Bombay: la capital mundial del claxon
Según el Índice de Tráfico elaborado por TomTom, Bombay fue la cuarta ciudad del mundo con mayor congestión de tráfico en 2019. Por encima solo se situaron Bogotá (Colombia), Manila (Filipinas) y, primera en la clasificación, Bangalore (otra ciudad de la India).
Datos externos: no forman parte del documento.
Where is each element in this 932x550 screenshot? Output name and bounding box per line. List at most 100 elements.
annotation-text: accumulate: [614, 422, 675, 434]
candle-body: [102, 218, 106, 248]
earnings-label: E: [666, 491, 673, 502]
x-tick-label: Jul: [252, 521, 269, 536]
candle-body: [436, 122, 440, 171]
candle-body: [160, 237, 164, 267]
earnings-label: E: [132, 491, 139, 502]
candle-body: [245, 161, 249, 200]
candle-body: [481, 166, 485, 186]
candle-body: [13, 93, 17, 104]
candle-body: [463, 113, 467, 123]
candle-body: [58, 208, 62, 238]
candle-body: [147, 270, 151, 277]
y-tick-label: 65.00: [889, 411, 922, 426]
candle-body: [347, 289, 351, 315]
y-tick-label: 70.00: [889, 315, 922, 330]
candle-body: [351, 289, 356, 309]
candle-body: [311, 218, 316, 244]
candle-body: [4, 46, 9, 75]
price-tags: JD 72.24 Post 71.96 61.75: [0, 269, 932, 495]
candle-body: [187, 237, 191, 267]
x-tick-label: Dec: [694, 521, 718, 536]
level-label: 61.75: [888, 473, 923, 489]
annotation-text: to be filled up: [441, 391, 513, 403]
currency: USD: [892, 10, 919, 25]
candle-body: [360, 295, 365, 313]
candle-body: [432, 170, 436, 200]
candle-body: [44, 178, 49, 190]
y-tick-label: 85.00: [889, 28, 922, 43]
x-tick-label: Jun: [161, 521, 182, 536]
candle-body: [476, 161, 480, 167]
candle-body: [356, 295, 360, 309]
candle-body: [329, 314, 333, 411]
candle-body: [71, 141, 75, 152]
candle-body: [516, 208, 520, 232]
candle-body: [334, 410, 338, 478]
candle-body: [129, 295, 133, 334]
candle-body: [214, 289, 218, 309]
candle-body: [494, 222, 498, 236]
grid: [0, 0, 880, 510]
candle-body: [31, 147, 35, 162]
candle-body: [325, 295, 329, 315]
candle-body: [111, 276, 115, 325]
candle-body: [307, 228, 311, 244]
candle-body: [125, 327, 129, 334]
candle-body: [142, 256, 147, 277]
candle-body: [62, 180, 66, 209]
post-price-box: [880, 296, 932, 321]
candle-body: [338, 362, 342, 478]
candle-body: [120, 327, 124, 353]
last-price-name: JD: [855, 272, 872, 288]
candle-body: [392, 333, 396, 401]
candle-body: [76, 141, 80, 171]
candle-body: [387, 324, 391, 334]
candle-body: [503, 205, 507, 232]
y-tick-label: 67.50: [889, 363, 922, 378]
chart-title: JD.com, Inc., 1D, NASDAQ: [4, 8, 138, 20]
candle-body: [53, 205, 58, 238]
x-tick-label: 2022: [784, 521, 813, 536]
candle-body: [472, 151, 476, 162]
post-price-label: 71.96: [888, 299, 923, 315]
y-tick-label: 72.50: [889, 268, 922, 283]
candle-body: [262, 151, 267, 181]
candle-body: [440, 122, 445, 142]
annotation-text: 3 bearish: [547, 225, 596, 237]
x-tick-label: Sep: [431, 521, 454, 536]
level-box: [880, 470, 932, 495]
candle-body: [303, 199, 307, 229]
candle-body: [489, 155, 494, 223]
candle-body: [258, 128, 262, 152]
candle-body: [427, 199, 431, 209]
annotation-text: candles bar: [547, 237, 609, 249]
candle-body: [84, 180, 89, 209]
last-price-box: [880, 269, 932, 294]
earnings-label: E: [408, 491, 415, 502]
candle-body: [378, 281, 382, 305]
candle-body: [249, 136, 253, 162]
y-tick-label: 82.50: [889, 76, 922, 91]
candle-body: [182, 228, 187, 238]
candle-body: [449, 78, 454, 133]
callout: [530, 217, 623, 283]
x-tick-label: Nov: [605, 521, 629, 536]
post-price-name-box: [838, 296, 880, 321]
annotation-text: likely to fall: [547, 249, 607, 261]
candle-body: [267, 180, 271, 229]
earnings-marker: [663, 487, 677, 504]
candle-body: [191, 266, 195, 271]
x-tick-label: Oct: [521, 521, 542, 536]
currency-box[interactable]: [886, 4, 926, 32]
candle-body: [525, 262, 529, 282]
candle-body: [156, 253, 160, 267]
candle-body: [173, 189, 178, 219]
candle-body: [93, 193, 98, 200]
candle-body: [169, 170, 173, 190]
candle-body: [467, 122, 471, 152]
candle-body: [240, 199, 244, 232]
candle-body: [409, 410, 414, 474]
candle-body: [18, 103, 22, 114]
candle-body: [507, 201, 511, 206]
Las cuatro urbes encabezan una larga lista de 416 ciudades de 57 países diferentes.Durante todo el año, los habitantes de Bombay perdieron 209 horas en atascos, solo en las horas pico. Lo equivalente a ocho días y 17 horas. O, tal y como indican en el estudio de Tom Tom, al tiempo necesario para escuchar 4.012 veces ‘Imagine’, de John Lenon. O ver 185 episodios de ‘Juego de Tronos’.
La reacción natural de muchos de los conductores en este tiempo de espera es pitar. Algo que incrementa en gran medida la contaminación acústica de la ciudad y reduce la calidad de vida de sus habitantes. Por lo general, los niveles de ruido del área metropolitana de Bombay superan los límites recomendados. Sobre todo, en las zonas cercanas a intersecciones y cruces señalizados.